FILE PHOTO: A small tanker sails near an oil refinery, in the Keihin Industrial Zone in Kawasaki, south of Tokyo, Japan March 17, 2026.  REUTERS/Issei Kato/File Photo
FILE PHOTO: A small tanker sails near an oil refinery, in the Keihin Industrial Zone in Kawasaki, south of Tokyo, Japan March 17, 2026. REUTERS/Issei Kato/File Photo

Oil prices gained more than 2% on Wednesday after the US military launched airstrikes against Iran and reimposed crude sales sanctions, raising fears their fragile truce was unravelling and Middle East supplies could be disrupted again.

Brent crude futures gained $1.92, or 2.6%, at $76.08 a barrel at 0400 GMT. US West Texas Intermediate crude climbed $1.82, or 2.6%, to $72.26 a barrel, Reuters reported.

Both benchmarks rose about 3% on Tuesday after the US revoked the general license authorizing the sale of Iranian crude following the Iranian attacks.

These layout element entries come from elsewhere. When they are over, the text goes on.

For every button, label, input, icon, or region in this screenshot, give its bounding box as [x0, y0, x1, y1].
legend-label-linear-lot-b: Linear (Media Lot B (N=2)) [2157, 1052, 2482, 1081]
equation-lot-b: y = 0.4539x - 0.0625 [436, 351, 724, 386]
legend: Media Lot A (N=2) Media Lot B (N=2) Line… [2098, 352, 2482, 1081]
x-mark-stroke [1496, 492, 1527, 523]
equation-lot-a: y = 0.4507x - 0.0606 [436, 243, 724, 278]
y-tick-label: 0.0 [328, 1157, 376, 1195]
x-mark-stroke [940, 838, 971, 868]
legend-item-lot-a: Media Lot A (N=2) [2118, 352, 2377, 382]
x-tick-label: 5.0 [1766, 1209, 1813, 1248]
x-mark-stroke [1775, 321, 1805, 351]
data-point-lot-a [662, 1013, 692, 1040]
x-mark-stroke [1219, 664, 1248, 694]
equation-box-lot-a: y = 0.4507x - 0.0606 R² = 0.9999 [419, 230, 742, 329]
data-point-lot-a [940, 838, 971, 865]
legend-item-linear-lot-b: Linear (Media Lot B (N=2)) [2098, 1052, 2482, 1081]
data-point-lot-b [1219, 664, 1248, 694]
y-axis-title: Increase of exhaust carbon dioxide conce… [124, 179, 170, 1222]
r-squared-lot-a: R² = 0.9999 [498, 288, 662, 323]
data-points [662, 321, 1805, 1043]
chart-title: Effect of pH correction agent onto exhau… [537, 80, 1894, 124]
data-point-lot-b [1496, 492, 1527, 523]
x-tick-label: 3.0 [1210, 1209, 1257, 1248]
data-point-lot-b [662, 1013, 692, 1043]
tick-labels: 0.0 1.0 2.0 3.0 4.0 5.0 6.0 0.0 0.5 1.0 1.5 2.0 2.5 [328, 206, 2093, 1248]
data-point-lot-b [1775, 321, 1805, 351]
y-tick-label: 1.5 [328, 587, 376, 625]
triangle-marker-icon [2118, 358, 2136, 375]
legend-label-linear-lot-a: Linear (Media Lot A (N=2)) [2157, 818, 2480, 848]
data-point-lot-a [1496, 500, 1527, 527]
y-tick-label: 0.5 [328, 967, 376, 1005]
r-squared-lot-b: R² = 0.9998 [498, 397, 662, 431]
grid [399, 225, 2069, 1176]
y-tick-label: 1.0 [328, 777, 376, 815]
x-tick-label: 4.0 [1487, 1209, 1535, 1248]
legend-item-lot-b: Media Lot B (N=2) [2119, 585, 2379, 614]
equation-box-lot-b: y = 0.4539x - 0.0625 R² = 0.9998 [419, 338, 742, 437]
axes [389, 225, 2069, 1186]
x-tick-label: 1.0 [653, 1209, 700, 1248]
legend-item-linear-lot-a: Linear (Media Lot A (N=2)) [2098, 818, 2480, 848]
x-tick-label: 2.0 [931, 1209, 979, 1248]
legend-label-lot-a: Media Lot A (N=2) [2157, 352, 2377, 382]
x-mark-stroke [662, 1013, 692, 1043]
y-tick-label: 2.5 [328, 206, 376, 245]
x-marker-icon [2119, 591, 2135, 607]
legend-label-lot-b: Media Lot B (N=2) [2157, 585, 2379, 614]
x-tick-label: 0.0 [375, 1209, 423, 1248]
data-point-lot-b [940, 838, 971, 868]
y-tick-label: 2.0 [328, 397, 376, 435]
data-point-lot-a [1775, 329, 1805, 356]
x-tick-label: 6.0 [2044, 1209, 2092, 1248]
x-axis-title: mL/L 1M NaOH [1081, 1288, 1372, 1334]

"While the revocation doesn't fundamentally change oil market dynamics, it's important from a sentiment perspective. It heightens the risk of a breakdown in the temporary deal between the US and Iran," ING commodity ⁠strategists said on ⁠Wednesday.

The US airstrikes were in response to Iranian attacks on three commercial vessels that were transiting the Strait of Hormuz, US Central Command said on Tuesday.

"The current conflagration is a reminder to the market of how fragile passage through the Strait still is," said Saul Kavonic, head of research at MST Marquee.

"This presents a contrary indicator to the prevailing sentiment that the market could be flooded into oversupply, which may scare some of the record short positioning to cover," he ⁠said, adding that if tensions persist and traffic through the waterway remains below 50% of pre-war levels, the resulting supply constraints could support higher oil prices.

After the US and Iran signed their truce agreement last month, oil prices tumbled back to pre-war levels and traders amassed large short positions in oil futures, or bets that prices would fall further.

Expectations of a wave of pent-up Middle East supply coming onto the market caused the price declines.

The latest attacks renewed concerns about tanker traffic through the Strait of Hormuz, which carried cargoes equal to about one-fifth of global energy supply before the war began in February.

Since the war started, nations have drawn down their inventories to make up for the supply shortfall.